On 25 June, two Malian unions – the National Union of Civil Administrators (Syndicat national des administrateurs civils, or SYNAC) and the Free Union of Workers in the Ministry of Territorial Administration (Syndicat libre des travailleurs du ministère de l’Administration territoriale, or SYLTMAT)* – declared a week-long strike (French).
On 2 July, the unions announced that the strike will continue indefinitely (French). Their demands center on their living and working conditions, and they charge the government with failing to respect past agreements. The strikers are concerned in large part with their own physical security, and in an 18 June letter to the government they decried threats, kidnappings, and attacks on local administrators (prefects, sub-prefects, etc.) going back to at least 2014 and the time around then-Prime Minister Moussa Mara’s ill-fated visit to Kidal. They accuse the state of failing to protect them – the 8 May 2018 kidnapping of a prefect and his driver in Tenenkou (central Mali, in the heart of the conflict zone there) is one major concern for the strikers. Revealingly, they also complain that the state is turning more and more to traditional authorities and groups like youth and hunters’ associations, rather than to its own formal chain of command.

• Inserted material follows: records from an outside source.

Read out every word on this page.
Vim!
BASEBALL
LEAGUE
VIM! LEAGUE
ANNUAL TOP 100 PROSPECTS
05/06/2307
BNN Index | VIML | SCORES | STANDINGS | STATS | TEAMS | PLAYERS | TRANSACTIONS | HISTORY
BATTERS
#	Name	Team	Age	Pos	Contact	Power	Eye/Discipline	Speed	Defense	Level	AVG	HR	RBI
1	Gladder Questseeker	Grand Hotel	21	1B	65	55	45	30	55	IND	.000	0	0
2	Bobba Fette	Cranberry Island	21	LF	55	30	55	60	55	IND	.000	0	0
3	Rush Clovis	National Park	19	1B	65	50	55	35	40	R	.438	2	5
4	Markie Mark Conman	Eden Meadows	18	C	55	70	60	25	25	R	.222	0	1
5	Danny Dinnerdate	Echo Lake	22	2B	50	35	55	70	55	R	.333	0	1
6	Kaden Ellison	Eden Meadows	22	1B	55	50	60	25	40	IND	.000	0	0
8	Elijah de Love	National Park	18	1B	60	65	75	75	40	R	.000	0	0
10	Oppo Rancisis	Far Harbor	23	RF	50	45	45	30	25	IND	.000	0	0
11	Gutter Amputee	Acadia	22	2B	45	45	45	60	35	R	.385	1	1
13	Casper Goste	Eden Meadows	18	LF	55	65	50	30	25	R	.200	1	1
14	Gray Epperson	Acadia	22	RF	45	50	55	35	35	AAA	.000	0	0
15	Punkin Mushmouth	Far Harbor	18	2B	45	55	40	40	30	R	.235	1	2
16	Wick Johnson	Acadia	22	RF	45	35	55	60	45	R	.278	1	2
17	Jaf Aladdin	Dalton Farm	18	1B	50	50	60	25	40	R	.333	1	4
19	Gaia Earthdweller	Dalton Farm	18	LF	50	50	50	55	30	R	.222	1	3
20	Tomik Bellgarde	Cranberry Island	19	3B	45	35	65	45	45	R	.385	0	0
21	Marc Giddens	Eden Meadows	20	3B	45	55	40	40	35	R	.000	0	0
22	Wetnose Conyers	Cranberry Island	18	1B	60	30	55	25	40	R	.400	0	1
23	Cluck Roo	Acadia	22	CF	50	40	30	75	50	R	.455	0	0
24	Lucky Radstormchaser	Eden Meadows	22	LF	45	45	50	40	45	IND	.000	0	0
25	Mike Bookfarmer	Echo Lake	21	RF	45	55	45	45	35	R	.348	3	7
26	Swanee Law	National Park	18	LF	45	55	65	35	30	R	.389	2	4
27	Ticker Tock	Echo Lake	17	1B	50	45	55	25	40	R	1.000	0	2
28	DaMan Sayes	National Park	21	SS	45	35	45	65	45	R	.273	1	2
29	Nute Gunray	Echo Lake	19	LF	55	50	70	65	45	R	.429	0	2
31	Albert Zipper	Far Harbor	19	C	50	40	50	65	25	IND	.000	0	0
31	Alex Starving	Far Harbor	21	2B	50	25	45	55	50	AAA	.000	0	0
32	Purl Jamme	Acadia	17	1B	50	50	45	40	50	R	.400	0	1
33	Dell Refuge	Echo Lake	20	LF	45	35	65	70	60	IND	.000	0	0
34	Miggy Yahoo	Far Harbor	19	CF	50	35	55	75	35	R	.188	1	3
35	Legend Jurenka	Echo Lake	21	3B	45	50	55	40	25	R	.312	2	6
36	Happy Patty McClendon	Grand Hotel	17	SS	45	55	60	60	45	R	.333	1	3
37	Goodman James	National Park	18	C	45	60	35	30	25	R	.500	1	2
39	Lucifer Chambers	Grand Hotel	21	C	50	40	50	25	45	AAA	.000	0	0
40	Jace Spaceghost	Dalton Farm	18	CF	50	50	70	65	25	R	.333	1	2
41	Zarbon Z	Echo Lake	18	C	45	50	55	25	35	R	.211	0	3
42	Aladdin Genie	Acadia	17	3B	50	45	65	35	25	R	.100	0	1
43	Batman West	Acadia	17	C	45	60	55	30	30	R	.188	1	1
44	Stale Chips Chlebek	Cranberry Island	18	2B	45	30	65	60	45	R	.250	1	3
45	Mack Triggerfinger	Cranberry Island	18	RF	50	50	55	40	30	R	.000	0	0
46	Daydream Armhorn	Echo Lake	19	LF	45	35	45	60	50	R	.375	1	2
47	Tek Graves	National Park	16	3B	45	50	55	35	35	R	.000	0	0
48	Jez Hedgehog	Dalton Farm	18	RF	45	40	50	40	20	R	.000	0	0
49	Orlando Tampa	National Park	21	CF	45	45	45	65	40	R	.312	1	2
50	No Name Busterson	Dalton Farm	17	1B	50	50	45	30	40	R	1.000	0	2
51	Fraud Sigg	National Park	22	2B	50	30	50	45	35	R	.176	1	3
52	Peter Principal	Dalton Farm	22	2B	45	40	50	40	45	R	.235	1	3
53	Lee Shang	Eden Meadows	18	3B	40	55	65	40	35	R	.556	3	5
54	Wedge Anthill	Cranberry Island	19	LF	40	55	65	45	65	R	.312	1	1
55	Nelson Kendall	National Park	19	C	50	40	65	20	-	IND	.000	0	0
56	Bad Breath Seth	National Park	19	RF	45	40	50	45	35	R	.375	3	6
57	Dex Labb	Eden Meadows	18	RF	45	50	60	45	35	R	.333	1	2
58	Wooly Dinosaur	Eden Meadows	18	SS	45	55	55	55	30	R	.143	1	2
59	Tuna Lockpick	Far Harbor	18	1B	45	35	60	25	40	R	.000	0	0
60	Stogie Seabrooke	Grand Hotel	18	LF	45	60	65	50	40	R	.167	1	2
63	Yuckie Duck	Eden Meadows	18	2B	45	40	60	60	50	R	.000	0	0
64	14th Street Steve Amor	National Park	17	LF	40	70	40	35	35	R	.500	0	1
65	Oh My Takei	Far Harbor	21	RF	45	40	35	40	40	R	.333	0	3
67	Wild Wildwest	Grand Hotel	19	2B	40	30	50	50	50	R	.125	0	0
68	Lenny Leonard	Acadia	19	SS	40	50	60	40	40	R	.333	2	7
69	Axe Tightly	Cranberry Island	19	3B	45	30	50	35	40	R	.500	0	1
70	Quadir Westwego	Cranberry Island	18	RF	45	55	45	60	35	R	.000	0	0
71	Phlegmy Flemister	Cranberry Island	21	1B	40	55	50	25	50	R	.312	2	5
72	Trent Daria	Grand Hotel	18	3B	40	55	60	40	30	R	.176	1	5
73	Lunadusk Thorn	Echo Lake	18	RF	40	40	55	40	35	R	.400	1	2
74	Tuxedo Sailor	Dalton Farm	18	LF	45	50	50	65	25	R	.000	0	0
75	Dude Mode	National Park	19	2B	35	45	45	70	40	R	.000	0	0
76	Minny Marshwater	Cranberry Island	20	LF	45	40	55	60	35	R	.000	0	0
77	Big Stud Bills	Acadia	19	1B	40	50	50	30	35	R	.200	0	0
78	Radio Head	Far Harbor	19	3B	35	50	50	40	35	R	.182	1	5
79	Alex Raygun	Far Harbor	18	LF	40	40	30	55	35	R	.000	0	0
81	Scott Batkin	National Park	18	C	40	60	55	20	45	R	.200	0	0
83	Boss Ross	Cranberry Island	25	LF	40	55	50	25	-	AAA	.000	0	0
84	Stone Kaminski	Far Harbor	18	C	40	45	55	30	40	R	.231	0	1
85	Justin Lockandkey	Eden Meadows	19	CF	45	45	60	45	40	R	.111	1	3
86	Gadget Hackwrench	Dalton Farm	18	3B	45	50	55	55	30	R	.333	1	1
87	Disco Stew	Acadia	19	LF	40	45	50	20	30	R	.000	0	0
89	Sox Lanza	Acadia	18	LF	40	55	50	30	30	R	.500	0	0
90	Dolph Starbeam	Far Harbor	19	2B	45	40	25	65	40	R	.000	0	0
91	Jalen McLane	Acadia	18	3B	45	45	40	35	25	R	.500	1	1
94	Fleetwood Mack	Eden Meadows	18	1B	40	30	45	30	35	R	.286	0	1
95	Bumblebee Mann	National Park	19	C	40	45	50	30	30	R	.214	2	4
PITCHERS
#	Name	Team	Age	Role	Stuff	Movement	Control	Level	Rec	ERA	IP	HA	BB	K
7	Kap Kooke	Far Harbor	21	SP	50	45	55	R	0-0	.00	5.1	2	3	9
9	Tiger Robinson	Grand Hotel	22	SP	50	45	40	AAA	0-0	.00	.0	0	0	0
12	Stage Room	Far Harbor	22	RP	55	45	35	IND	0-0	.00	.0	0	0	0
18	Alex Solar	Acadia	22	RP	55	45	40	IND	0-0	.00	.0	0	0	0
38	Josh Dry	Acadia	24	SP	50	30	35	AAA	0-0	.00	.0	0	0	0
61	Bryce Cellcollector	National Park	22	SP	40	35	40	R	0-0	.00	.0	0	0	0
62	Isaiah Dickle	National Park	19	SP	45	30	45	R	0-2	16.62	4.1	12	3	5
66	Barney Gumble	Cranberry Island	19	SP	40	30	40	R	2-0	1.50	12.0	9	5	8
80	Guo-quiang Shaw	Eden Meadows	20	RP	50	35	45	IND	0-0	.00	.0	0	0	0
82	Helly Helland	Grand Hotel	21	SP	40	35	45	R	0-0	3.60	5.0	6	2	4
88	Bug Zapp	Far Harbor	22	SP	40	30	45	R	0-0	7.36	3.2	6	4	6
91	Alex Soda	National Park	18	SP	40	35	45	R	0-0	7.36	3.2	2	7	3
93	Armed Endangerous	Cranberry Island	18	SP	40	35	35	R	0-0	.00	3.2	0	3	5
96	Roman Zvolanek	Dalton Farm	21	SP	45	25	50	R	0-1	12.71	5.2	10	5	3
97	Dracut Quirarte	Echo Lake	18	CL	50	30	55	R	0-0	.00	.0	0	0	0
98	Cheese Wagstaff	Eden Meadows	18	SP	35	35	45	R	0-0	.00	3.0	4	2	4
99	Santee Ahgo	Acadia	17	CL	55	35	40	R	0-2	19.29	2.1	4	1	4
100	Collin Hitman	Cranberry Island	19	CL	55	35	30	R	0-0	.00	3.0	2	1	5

As noted last week, the strike is a major problem for the upcoming 29 July elections, because it inhibits the distribution of voters’ cards, which was already lagging before that. A combination of insecurity and logistical snags could really cut into turnout, which in turn could reduce the election’s legitimacy.
Another union/civil society group, the Association of Former Activists and Supporters of the National Union of Malian Students (L’Amicale des anciens militants et sympathisants de l’Union nationale des élèves et étudiants du Mali), has attempted to mediate (French) between the strikers and the prime minister’s office, but so far without success.
*The unions’ names, as reported in the media, vary a bit from source to source. I went with the names listed in the second link below.